---
# Audio Spectral Analysis Reference for Voice Characterisation
**A complete reference for interpreting audio metrics in vocal processing, with specific ranges for spoken word and singing, enabling quality assessment of audio processing.**
This document provides authoritative definitions, typical value ranges, and perceptual interpretations for audio metrics used in adaptive voice processing. Each metric includes specific target ranges for spoken word (podcast/broadcast speech) and singing, enabling determination of whether processing has damaged or enhanced vocal quality.
---
Definition: Root Mean Square level - the average power of the audio signal, representing perceived loudness more accurately than peak values.
| Range | Interpretation | Quality Indicator |
|---|---|---|
| > -12 dBFS | Very hot, likely clipping | |
| -18 to -12 dBFS | Hot, broadcast-ready | ✓ Good for podcasts |
| -24 to -18 dBFS | Moderate, typical recording | ✓ Normal range |
| -36 to -24 dBFS | Quiet, needs gain | Monitor |
| < -36 dBFS | Very quiet, problematic |
Vocal Targets:
- Spoken word: -20 to -16 dBFS (targeting -16 LUFS final output)
- Singing: -18 to -12 dBFS (higher dynamic range)
Definition: The maximum instantaneous amplitude of the audio signal.
| Range | Interpretation | Quality Indicator |
|---|---|---|
| > 0 dBFS | Clipped, digital distortion | ❌ Damaged |
| -1 to 0 dBFS | At limit, risk of inter-sample peaks | |
| -6 to -1 dBFS | Healthy headroom | ✓ Good |
| -12 to -6 dBFS | Conservative headroom | ✓ Safe |
| < -12 dBFS | Excessive headroom | Underutilised |
Vocal Targets:
- Spoken word: -3 to -1 dBFS (before loudnorm)
- Singing: -6 to -1 dBFS (preserve transients)
Definition: The ratio of peak level to RMS level, measured in dB. Indicates dynamic range and transient content.

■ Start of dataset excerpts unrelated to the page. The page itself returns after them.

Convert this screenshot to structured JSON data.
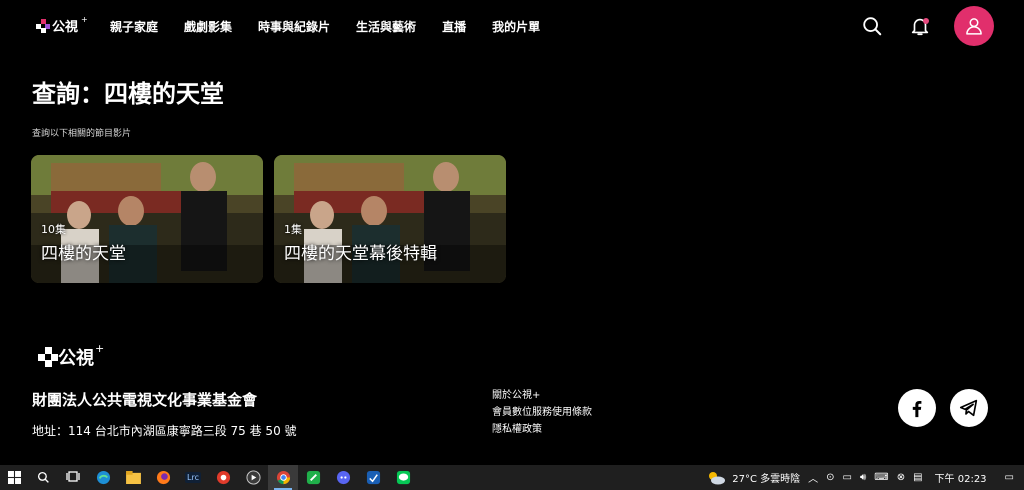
{
  "header": {
    "logo_text": "公視",
    "logo_plus": "+",
    "nav": [
      {
        "label": "親子家庭"
      },
      {
        "label": "戲劇影集"
      },
      {
        "label": "時事與紀錄片"
      },
      {
        "label": "生活與藝術"
      },
      {
        "label": "直播"
      },
      {
        "label": "我的片單"
      }
    ],
    "icons": [
      "search-icon",
      "bell-icon",
      "user-icon"
    ],
    "accent_color": "#e12f6c"
  },
  "main": {
    "title": "查詢：四樓的天堂",
    "subtitle": "查詢以下相關的節目影片",
    "cards": [
      {
        "episodes": "10集",
        "title": "四樓的天堂"
      },
      {
        "episodes": "1集",
        "title": "四樓的天堂幕後特輯"
      }
    ]
  },
  "footer": {
    "logo_text": "公視",
    "logo_plus": "+",
    "org_name": "財團法人公共電視文化事業基金會",
    "address": "地址：114 台北市內湖區康寧路三段 75 巷 50 號",
    "links": [
      {
        "label": "關於公視+"
      },
      {
        "label": "會員數位服務使用條款"
      },
      {
        "label": "隱私權政策"
      }
    ],
    "social": [
      "facebook-icon",
      "telegram-icon"
    ]
  },
  "taskbar": {
    "apps": [
      "windows-start-icon",
      "search-icon",
      "task-view-icon",
      "edge-icon",
      "file-explorer-icon",
      "firefox-icon",
      "lrc-icon",
      "app-icon",
      "app-icon",
      "chrome-icon",
      "app-icon",
      "discord-icon",
      "app-icon",
      "line-icon"
    ],
    "lrc_label": "Lrc",
    "weather": "27°C 多雲時陰",
    "time": "下午 02:23"
  }
}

| Crest Factor | Interpretation | Quality Indicator |
|---|---|---|
| < 6 dB | Heavily compressed, brickwalled | |
| 6-9 dB | Moderate compression | Monitor context |
| 9-12 dB | Well-balanced mix | ✓ Optimal for speech |
| 12-15 dB | Natural dynamics, sparse sections | ✓ Good |
| 15-18 dB | High dynamics, transient-heavy | Normal for percussion |
| > 18 dB | Extreme dynamics | May need compression |
Vocal Targets:
- Spoken word: 9-14 dB (natural articulation with controlled dynamics)

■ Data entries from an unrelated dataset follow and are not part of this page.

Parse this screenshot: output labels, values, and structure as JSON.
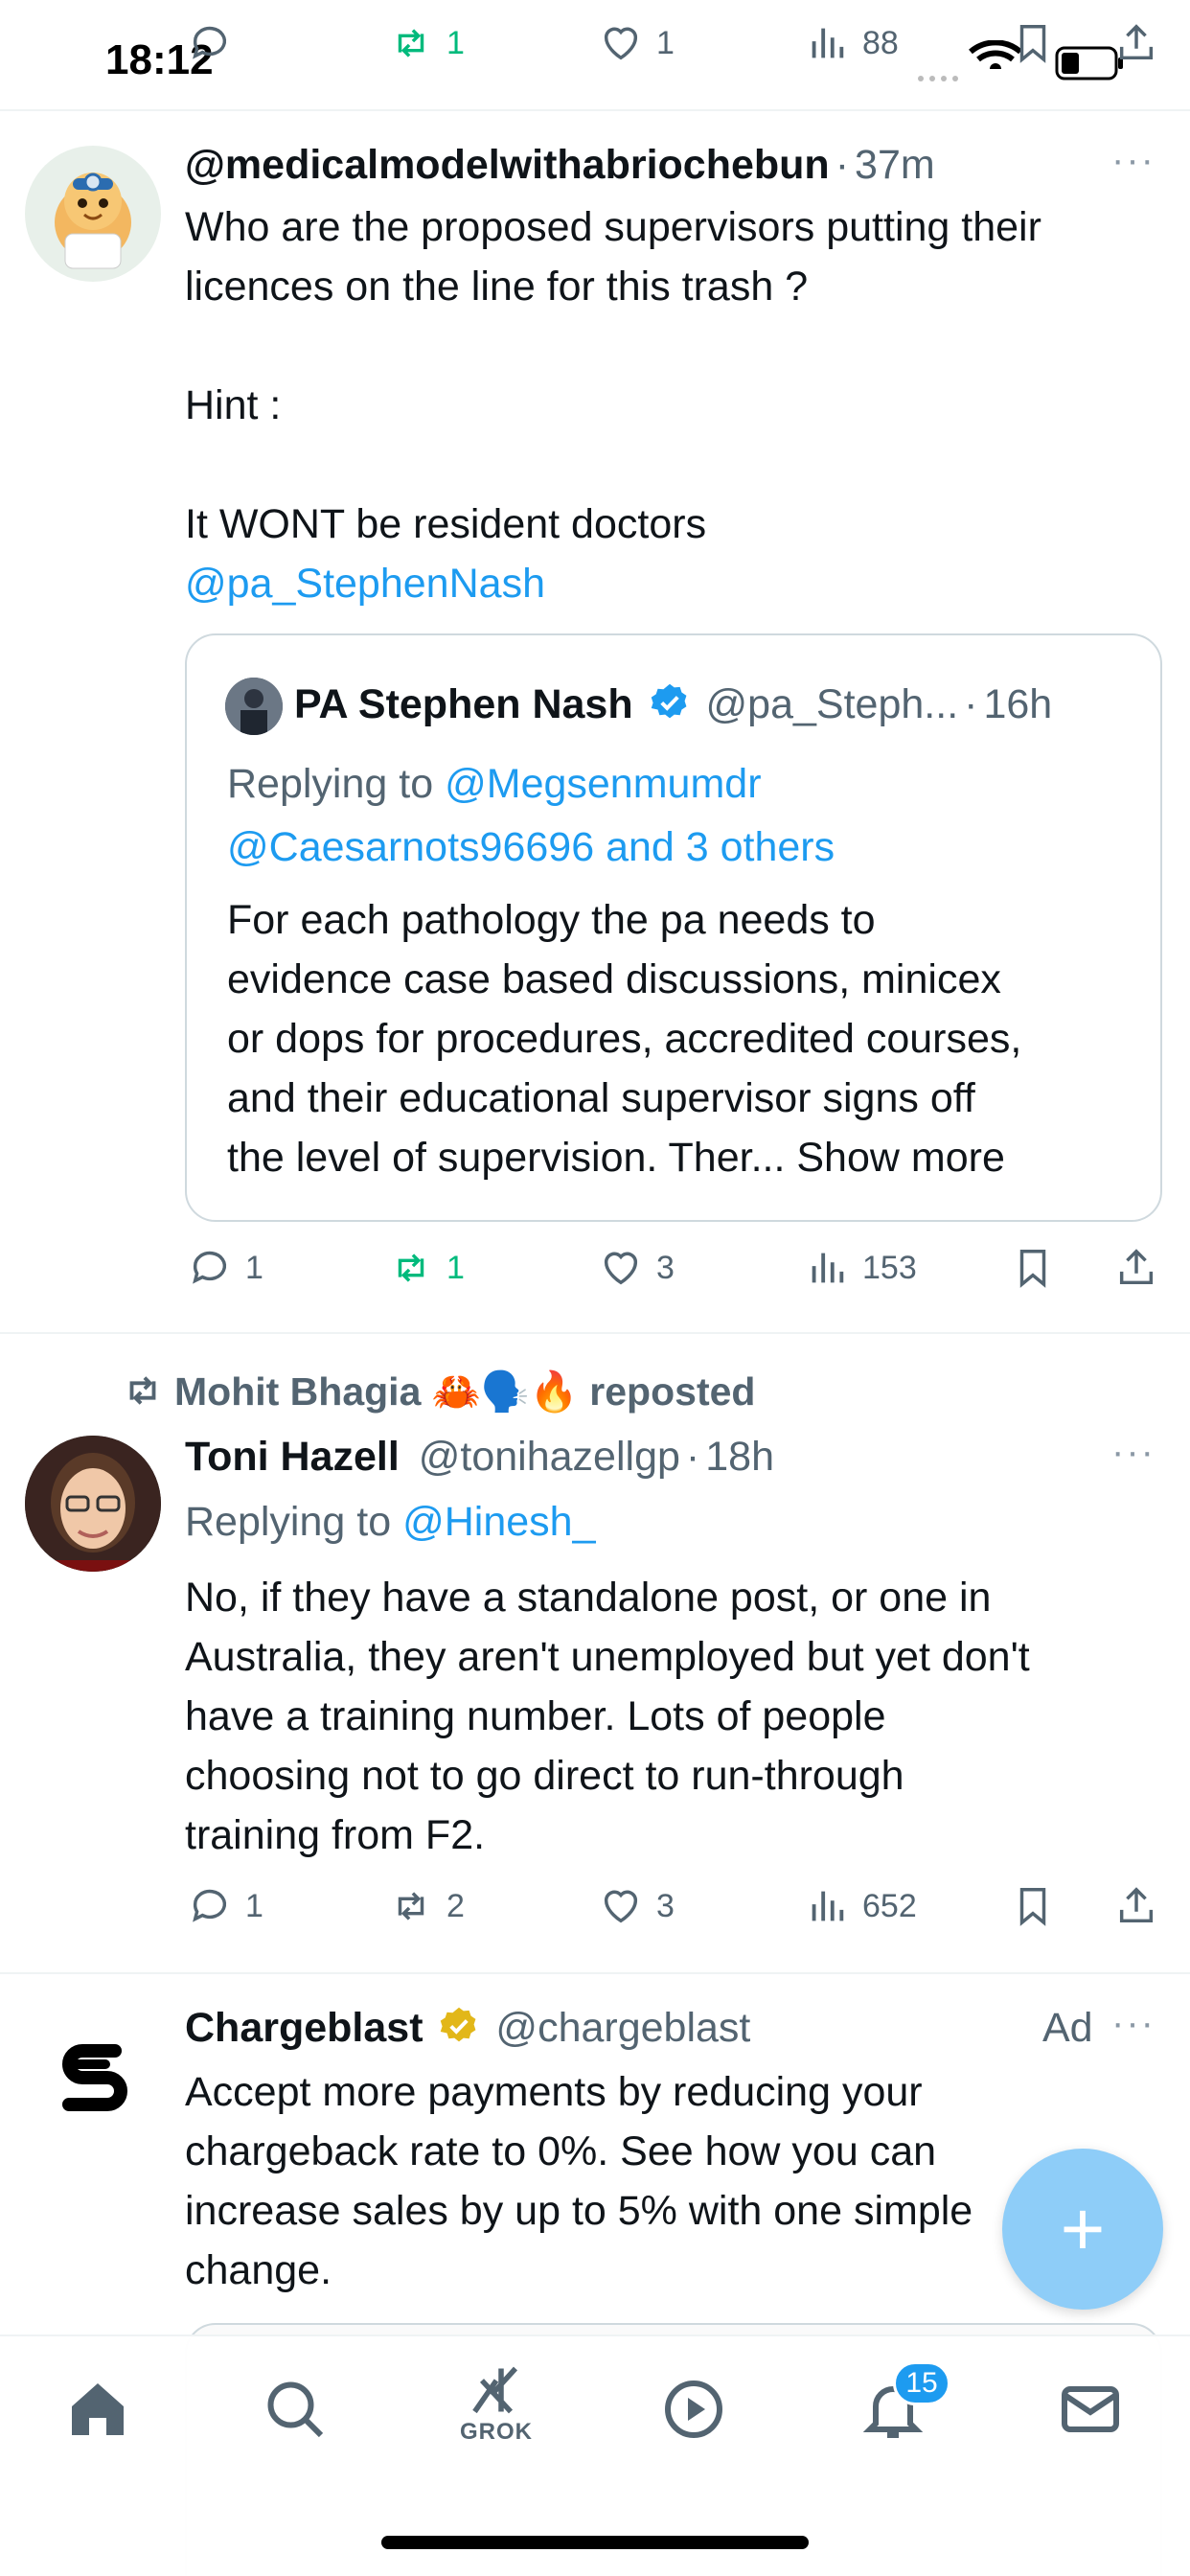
{
  "status_bar": {
    "time": "18:12"
  },
  "prev_actions": {
    "replies": "",
    "reposts": "1",
    "likes": "1",
    "views": "88"
  },
  "tweet1": {
    "handle": "@medicalmodelwithabriochebun",
    "dot": "·",
    "time": "37m",
    "more": "···",
    "lines": [
      "Who are the proposed supervisors putting their",
      "licences on the line for this trash ?",
      "",
      "Hint :",
      "",
      "It WONT be resident doctors"
    ],
    "mention": "@pa_StephenNash",
    "quote": {
      "name": "PA Stephen Nash",
      "handle": "@pa_Steph...",
      "dot": "·",
      "time": "16h",
      "replying_prefix": "Replying to",
      "replying_to_1": "@Megsenmumdr",
      "replying_to_2": "@Caesarnots96696 and 3 others",
      "lines": [
        "For each pathology the pa needs to",
        "evidence case based discussions, minicex",
        "or dops for procedures, accredited courses,",
        "and their educational supervisor signs off",
        "the level of supervision. Ther..."
      ],
      "show_more": "Show more"
    },
    "actions": {
      "replies": "1",
      "reposts": "1",
      "likes": "3",
      "views": "153"
    }
  },
  "tweet2": {
    "repost_by": "Mohit Bhagia 🦀🗣️🔥 reposted",
    "name": "Toni Hazell",
    "handle": "@tonihazellgp",
    "dot": "·",
    "time": "18h",
    "more": "···",
    "replying_prefix": "Replying to",
    "replying_to": "@Hinesh_",
    "lines": [
      "No, if they have a standalone post, or one in",
      "Australia, they aren't unemployed but yet don't",
      "have a training number. Lots of people",
      "choosing not to go direct to run-through",
      "training from F2."
    ],
    "actions": {
      "replies": "1",
      "reposts": "2",
      "likes": "3",
      "views": "652"
    }
  },
  "tweet3": {
    "name": "Chargeblast",
    "handle": "@chargeblast",
    "ad_label": "Ad",
    "more": "···",
    "lines": [
      "Accept more payments by reducing your",
      "chargeback rate to 0%. See how you can",
      "increase sales by up to 5% with one simple",
      "change."
    ]
  },
  "fab": {
    "label": "+"
  },
  "nav": {
    "grok_label": "GROK",
    "notifications_count": "15"
  },
  "colors": {
    "accent": "#1d9bf0",
    "repost_green": "#00ba7c",
    "muted": "#536471",
    "verified_gold": "#e2b719"
  }
}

- Singing: 10-16 dB (preserve emotional dynamics)
Quality Assessment: Crest factors below 6 dB indicate over-limiting. Values above 18 dB may indicate insufficient level control.
Definition: Integrated loudness over a 400ms window; captures short-term loudness fluctuations.
| Range | Interpretation | Quality Indicator |
|---|---|---|
| > -10 LUFS | Very loud transient | |
| -16 to -10 LUFS | Loud speech/emphasis | Normal for stressed speech |
| -23 to -16 LUFS | Normal speech level | ✓ Target range |
| -30 to -23 LUFS | Quiet passages | Normal variation |
| < -30 LUFS | Very quiet/pause | Normal for inter-phrase |
Vocal Targets:
- Spoken word: -20 to -14 LUFS (momentary peaks)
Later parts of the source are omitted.